Erdogan nilai Hamas kelompok 'pembebasan' bukan 'teroris'
Presiden Turki Recep Tayyip Erdogan, dalam komentar terkuatnya mengenai konflik Gaza, mengatakan bahwa kelompok militan Palestina Hamas bukanlah organisasi teroris, tetapi kelompok pembebasan yang berjuang untuk melindungi tanah dan rakyat Palestina.
Berbicara kepada anggota parlemen dari Partai AK yang berkuasa, pada Rabu, Erdogan juga menyerukan gencatan senjata segera antara pasukan Israel dan Palestina dan mengatakan negara-negara Muslim harus bertindak bersama untuk menjamin perdamaian abadi di wilayah tersebut.

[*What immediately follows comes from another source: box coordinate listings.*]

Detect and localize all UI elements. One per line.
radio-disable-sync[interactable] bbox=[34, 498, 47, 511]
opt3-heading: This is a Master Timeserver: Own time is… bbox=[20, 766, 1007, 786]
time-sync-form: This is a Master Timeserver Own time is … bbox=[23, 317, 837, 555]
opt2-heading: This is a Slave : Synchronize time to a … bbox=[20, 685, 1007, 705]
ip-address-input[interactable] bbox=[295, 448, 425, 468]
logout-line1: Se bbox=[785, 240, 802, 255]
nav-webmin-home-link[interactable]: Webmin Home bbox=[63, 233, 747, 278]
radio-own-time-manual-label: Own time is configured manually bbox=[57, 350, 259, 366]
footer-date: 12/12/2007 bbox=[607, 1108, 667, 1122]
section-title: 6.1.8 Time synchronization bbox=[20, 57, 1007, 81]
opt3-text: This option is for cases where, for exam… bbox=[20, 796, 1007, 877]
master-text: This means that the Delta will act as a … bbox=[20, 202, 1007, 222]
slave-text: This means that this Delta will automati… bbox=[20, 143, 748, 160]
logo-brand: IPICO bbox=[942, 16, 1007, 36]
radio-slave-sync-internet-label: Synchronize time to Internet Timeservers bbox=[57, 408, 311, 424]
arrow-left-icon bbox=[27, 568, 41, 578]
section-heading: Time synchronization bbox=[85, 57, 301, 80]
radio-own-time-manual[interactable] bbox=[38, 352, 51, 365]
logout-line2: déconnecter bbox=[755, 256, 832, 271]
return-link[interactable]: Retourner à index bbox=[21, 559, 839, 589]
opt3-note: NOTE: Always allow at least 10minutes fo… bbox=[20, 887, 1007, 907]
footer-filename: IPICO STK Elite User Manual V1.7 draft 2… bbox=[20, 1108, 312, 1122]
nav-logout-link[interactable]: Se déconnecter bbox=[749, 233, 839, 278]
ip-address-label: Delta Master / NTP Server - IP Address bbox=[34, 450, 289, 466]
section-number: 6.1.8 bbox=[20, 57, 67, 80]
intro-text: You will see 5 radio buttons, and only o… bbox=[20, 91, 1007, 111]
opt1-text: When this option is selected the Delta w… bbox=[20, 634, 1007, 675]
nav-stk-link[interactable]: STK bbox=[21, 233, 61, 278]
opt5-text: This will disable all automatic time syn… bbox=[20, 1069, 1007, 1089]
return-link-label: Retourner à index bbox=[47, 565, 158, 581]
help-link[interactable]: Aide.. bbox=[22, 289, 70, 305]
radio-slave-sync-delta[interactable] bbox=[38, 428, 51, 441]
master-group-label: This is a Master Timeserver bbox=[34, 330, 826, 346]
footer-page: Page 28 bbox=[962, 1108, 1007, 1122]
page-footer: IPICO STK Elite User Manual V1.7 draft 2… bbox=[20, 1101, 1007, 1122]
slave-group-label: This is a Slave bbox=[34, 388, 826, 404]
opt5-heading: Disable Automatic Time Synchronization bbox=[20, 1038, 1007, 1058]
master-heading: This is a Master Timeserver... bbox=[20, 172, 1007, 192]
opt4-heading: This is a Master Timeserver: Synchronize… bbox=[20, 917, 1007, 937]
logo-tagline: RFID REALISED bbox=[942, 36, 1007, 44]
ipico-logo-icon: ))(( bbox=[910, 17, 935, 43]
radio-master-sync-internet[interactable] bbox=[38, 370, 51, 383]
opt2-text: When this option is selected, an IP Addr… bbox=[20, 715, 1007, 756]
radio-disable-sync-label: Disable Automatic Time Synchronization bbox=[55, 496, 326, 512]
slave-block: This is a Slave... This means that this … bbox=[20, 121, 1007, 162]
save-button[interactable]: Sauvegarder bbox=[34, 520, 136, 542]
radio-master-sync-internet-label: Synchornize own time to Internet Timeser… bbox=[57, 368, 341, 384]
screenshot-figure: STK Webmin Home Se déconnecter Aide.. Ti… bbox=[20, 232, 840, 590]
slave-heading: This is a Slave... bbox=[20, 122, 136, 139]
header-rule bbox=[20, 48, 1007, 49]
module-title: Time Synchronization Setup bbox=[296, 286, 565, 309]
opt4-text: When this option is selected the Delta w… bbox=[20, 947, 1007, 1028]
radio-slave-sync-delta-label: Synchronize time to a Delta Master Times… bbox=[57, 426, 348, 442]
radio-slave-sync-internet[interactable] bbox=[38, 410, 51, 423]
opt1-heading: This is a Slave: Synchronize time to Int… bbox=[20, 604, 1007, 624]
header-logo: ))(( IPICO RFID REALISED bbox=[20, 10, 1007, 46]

“Hamas bukanlah organisasi teroris, ia adalah kelompok pembebasan, 'mujahidin' yang melakukan pertempuran untuk melindungi tanah dan rakyatnya,” katanya, menggunakan kata Arab yang berarti mereka yang memperjuangkan keyakinan mereka.
Erdogan juga mengecam negara-negara Barat yang menyuarakan dukungan terhadap pembalasan Israel terhadap Hamas, dengan mengatakan, “Air mata Barat yang ditumpahkan untuk Israel adalah manifestasi penipuan.”
Baca Juga: Polisi Israel Menutup Masjid Al-Aqsa untuk Jamaah Muslim
Banyak sekutu Turki di NATO yang menganggap Hamas sebagai kelompok teroris, dan komentar Erdogan mendapat kecaman langsung dari Wakil Perdana Menteri Italia Matteo Salvini, yang mengatakan bahwa Hamas “sangat serius dan menjijikkan serta tidak membantu deeskalasi.”
“Saya akan mengusulkan kepada rekan saya (Menteri Luar Negeri Antonio) Tajani untuk mengirimkan protes resmi dan memanggil Duta Besar Turki,” kata Salvini dalam sebuah catatan.
Turki mengutuk kematian warga sipil akibat amukan Hamas pada 7 Oktober di Israel selatan, namun juga mendesak Israel untuk bereaksi dengan cara yang terkendali.
Sejak saat itu, Israel mengecam keras pemboman besar-besaran yang dilakukan Israel terhadap Gaza, yang dikuasai oleh kelompok militan tersebut, dan menawarkan untuk menengahi konflik tersebut, dan mengirimkan beberapa pengiriman bantuan kemanusiaan.
Erdogan menuduh Israel memanfaatkan niat baik Turki. Turki sebelumnya berupaya memperbaiki hubungan yang telah lama tegang dengan Israel dan Erdogan mengatakan ia kini telah membatalkan rencana perjalanan ke Israel, karena peristiwa di Gaza.
Turki, yang menjadi tuan rumah bagi anggota Hamas di wilayahnya, mendukung solusi dua negara terhadap konflik Israel-Palestina yang telah berlangsung puluhan tahun.